Demeter, bir kez daha güldükten sonra, ciddileşti. Gülümsemesi kaybolmuştu, ama gözleri hala gülüyor gibiydi.
''Öğrenmek ister misin?''
''Nereye gidiyoruz?''
Demeter tek omzunu kaldırıp indirerek, ''sen bil'' dercesine bir açıklamada bulundu:
''Kabul edeceksen, biraz sorunlu, çoğu zaman güvenli ama senin için akıl karıştırıcı bir yere. Yine de gelmek ister misin?''
Bailey her zaman mantığına güvenen biri olmuştu, öyle de olacaktı. Ve şimdi, her ne kadar iç sesi evet dese de, mantığı önce kanıt istiyordu.
''Bana Demeter olduğunuzu kanıtlayın o zaman, lütfen.''
Demeter, ellerini ellerinden çekerek biraz geri çekilip, etrafında bir tur döndü. Bailey gözlerine inanmakta zorluk çekiyordu. Hayır, bu mantıken imkansızdı, fiziksel olarak daha da imkansızdı. Ama kesinlikle, karşısındaki kadın bir kısrağa dönüşmüştü. Onun şaşkın bakışları eşliğinde, Demeter bir kere daha etrafında döndü ve yine kendisi olarak karşısına dikildi. Beyaz tülleri ve sarı saçları arkadan bir rüzgar esiyormuşcasına havalanırken, muhteşem bir toprak kokusu burnuna çalınıyordu Bailey' nin.
''Vay canına, kesinlikle sizinle geliyorum.'' dedi Bailey, şaşkınlıktan küçük dilini yutmamaya çalışarak. Demeter tekrar yaklaşmıştı.

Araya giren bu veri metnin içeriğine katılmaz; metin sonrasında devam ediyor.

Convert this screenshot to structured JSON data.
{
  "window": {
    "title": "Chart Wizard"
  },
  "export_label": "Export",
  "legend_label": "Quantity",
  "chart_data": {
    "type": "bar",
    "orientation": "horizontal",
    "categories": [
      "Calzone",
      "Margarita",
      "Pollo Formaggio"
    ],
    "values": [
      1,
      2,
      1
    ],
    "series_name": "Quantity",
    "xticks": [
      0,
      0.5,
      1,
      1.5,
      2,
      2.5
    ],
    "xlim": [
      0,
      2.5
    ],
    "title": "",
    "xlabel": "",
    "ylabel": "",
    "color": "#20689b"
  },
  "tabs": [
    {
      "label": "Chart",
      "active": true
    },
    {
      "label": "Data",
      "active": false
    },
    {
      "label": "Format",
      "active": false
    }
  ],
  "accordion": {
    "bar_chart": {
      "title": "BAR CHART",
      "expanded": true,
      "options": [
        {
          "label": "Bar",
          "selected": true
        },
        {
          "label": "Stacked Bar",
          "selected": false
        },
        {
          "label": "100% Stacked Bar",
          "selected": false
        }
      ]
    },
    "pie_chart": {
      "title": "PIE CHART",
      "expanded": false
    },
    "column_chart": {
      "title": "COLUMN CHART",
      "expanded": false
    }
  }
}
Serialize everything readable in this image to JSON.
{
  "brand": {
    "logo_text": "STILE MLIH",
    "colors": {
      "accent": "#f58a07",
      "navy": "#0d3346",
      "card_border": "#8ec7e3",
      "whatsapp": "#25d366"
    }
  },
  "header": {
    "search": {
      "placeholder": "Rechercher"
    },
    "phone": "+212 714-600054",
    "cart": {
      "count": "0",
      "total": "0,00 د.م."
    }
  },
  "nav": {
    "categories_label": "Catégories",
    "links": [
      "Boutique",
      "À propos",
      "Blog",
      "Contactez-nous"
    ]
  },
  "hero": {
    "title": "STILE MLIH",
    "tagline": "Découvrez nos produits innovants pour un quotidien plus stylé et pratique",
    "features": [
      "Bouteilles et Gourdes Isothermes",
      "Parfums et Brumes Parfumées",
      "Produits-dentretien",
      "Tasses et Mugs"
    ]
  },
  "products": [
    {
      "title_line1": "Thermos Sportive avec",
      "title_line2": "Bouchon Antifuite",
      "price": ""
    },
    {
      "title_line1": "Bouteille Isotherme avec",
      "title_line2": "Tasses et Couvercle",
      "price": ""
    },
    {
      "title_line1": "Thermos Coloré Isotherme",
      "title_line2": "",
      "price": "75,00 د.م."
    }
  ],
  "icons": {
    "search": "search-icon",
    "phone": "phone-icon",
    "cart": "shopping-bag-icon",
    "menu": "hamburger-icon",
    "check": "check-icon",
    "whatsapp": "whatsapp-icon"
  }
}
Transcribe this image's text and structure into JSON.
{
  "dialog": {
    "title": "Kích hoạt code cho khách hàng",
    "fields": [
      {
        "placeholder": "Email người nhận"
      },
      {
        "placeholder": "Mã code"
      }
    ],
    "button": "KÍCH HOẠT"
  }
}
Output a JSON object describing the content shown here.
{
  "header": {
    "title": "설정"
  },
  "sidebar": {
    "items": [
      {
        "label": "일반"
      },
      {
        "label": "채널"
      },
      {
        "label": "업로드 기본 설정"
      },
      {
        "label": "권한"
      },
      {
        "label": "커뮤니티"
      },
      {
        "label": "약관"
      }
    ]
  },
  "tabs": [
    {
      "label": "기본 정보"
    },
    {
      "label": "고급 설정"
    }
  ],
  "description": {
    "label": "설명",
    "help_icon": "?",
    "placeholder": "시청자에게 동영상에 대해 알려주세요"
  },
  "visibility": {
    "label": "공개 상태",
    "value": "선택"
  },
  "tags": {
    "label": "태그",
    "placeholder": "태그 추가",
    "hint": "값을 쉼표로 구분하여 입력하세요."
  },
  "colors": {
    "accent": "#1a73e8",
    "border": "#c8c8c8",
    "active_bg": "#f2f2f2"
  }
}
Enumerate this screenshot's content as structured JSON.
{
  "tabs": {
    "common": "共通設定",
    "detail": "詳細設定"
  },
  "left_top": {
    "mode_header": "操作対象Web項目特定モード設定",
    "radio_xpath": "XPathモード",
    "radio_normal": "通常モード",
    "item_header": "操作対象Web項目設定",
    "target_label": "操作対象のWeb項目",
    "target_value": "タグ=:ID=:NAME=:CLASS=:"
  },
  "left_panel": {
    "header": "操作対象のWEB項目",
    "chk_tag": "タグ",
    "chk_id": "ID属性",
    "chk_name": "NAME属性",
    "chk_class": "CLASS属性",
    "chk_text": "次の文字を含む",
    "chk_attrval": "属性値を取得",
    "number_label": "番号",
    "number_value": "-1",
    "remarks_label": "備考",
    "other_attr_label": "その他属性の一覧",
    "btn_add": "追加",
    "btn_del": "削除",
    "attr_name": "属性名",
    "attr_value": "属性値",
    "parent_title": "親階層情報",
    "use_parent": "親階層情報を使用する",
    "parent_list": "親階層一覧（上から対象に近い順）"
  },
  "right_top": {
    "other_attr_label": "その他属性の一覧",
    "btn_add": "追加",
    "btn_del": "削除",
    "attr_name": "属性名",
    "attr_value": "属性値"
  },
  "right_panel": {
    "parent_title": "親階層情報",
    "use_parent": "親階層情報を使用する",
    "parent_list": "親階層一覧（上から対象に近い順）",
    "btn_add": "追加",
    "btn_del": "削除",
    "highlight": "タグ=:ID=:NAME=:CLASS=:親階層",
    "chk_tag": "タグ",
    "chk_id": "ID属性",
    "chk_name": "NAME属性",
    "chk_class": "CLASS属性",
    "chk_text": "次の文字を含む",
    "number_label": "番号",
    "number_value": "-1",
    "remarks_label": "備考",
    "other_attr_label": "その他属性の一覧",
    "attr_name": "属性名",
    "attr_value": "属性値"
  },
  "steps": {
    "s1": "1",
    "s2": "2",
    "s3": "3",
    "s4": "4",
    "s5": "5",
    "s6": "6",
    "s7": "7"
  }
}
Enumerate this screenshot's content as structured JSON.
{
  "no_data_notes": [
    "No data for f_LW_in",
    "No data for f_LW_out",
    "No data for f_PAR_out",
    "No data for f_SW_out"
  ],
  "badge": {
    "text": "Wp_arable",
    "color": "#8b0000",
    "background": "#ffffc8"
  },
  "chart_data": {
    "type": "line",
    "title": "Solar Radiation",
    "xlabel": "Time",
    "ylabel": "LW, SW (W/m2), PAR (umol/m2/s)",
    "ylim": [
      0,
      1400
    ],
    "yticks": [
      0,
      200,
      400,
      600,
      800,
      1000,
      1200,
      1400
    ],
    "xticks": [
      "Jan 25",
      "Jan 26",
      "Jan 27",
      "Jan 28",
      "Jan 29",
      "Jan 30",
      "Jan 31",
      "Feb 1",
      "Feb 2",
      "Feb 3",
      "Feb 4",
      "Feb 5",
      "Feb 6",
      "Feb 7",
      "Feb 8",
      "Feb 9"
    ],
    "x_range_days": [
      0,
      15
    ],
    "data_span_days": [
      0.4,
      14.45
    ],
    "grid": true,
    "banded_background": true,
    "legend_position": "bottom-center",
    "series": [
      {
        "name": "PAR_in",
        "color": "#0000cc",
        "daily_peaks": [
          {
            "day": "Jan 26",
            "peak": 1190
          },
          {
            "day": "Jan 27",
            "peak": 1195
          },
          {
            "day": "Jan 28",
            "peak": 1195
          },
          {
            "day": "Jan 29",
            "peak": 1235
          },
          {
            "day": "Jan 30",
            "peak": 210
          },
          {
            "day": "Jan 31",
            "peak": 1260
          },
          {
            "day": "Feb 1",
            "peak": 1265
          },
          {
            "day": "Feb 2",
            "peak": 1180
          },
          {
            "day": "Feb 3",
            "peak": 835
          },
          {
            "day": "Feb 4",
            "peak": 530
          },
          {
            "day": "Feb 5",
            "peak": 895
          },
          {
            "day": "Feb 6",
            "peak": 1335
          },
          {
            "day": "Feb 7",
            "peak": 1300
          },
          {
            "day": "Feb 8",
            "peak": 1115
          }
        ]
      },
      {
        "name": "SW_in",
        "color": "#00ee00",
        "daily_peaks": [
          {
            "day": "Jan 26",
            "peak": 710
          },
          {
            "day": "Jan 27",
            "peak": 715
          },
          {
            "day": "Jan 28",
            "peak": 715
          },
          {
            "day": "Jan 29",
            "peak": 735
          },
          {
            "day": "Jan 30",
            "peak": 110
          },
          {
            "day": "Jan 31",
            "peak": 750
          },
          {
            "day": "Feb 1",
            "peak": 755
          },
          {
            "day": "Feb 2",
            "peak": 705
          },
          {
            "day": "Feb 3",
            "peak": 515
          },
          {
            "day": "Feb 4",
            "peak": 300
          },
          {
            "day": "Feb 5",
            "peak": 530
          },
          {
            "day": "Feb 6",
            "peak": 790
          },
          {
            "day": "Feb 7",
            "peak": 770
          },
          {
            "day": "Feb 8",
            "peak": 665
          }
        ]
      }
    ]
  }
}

''O zaman elini bana ver, kızım. Ve annenin dünyasına hazır ol.''
Elini boşluğa uzatmıştı. Gözlerindeki sevgi de kararlılığa dönüşmüş, karşısındakine büyük bir ciddiyetle bakıyordu ama sevgi dolu elektriğinden hiç bir şey yitirmemiş gibi anaçtı sanki. Bailey, bir an için tereddüte düşerek, eline bakıp yutkunsa da bu büyük bir kararlıklıkla o eli sıkı sıkı tutmasının önüne geçmemişti. Etrafı beyaz ama huzurlu bir ışık kaplarken, Demeter' e bakıp ona ilk kez gülümsedi.